Dieser krude Gedanke, Wer nicht Arbeitet hat eben auch kein Recht darauf an der Gesellschaft teilzuhaben, existiert immer noch im Großteil der so genannten Gesellschaft. Meistens kommentiere ich diese Vorkommnisse überhaupt nicht mehr, weil ich das schlicht überhöre und somit ignoriere. Nur selten, so wie nun eben, da staut sich all das an Erfahrungen zusammen zu einem großen seelischen Ballast in mir auf, den ich dann von der Seele schreibe um dadurch eben diesen Ballast abzuwerfen und fortan nicht mehr mit mir herum zu tragen.

Zahlen und Fakten.

Rente mit 30 Lebensjahren entspricht meistens dem gleichen Geldsatz wie Harz 4 oder Arbeitslosengeld oder Sozialhilfe oder wie das sonst noch heißen mag, in der Bürokratie auf dem all diese Transferleistungen der Gesellschaft basieren. In etwa 800,00€ sind das in Summe für einen allein leben Menschen, also einen 1Personen Haushalt mit Miete und Lebenshaltungskosten. Meistens bewegt sich der so genanten Regelsatz bei um die 780,00€ herum, also in etwa eben 800,00€ wie eben genannt. Dazu kann noch irgendwas an Sonderleistungen kommen, etwa bei schweren Gesundheitlichen Problem oder anderweitigen Besonderheiten die alle samt Fachdienstlich anerkannt sein müssen um genehmigt zu werden.

800,00€ für 1 Monat als 1 Personen Haushalt, das erscheint auf den ersten Blick nicht sonderlich viel.
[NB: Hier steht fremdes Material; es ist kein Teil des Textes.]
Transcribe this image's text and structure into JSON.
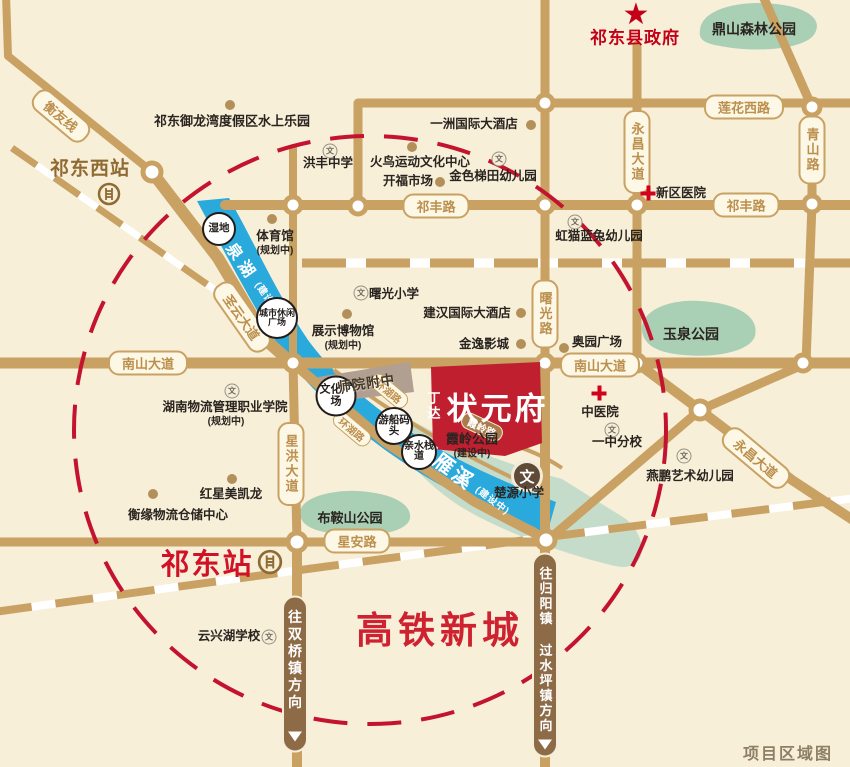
{
  "corner_caption": "项目区域图",
  "project": {
    "brand": "丁达",
    "name": "状元府"
  },
  "government": "祁东县政府",
  "hsr_city": "高铁新城",
  "stations": {
    "west": "祁东西站",
    "main": "祁东站"
  },
  "school_icon_char": "文",
  "wen_badge": "文",
  "road_labels": [
    "衡友线",
    "圣云大道",
    "祁丰路",
    "祁丰路",
    "莲花西路",
    "青山路",
    "永昌大道",
    "曙光路",
    "南山大道",
    "南山大道",
    "星洪大道",
    "星安路",
    "永昌大道",
    "环湖路",
    "环湖路",
    "霞岭路"
  ],
  "direction_labels": [
    "往双桥镇方向",
    "往归阳镇 过水坪镇方向"
  ],
  "waters": [
    {
      "name": "狮泉湖",
      "status": "(建设中)"
    },
    {
      "name": "回雁溪",
      "status": "(建设中)"
    }
  ],
  "parks": [
    {
      "name": "鼎山森林公园"
    },
    {
      "name": "玉泉公园"
    },
    {
      "name": "布鞍山公园"
    },
    {
      "name": "霞岭公园",
      "status": "(建设中)"
    }
  ],
  "circle_markers": [
    "湿地",
    "城市休闲广场",
    "文化广场",
    "游船码头",
    "亲水栈道"
  ],
  "block_label": "师院附中",
  "pois": [
    {
      "name": "祁东御龙湾度假区水上乐园"
    },
    {
      "name": "一洲国际大酒店"
    },
    {
      "name": "火鸟运动文化中心"
    },
    {
      "name": "开福市场"
    },
    {
      "name": "体育馆",
      "status": "(规划中)"
    },
    {
      "name": "展示博物馆",
      "status": "(规划中)"
    },
    {
      "name": "建汉国际大酒店"
    },
    {
      "name": "金逸影城"
    },
    {
      "name": "奥园广场"
    },
    {
      "name": "红星美凯龙"
    },
    {
      "name": "衡缘物流仓储中心"
    },
    {
      "name": "湖南物流管理职业学院",
      "status": "(规划中)"
    },
    {
      "name": "虹猫蓝兔幼儿园"
    },
    {
      "name": "洪丰中学"
    },
    {
      "name": "金色梯田幼儿园"
    },
    {
      "name": "曙光小学"
    },
    {
      "name": "一中分校"
    },
    {
      "name": "燕鹏艺术幼儿园"
    },
    {
      "name": "云兴湖学校"
    },
    {
      "name": "楚源小学"
    },
    {
      "name": "新区医院"
    },
    {
      "name": "中医院"
    }
  ],
  "colors": {
    "road": "#c9a163",
    "water": "#2aa9dc",
    "park": "#a9cfb5",
    "accent_red": "#c3132f",
    "project_red": "#c01f2f",
    "background": "#f8efd8"
  }
}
Ich kenne sowohl ein Leben mit weniger als auch mit mehr Geld als eben diese 800,00€ pro Monat. Denn ich habe auch mal gearbeitet, direkt nach dem Abgang von der Gesamtschule mit dem Ende der 9. Klasse damals ging ich direkt arbeiten und somit mein erstes selbst verdientes Geld verdienen. Erst in Teilzeit, dann im Wechsel zwischen Teilzeit sowie Vollzeit und später dann meistens in Vollzeit, also 8 Stunden täglich mit geregelten Pausen sowie auch regelmässig eben Überstunden.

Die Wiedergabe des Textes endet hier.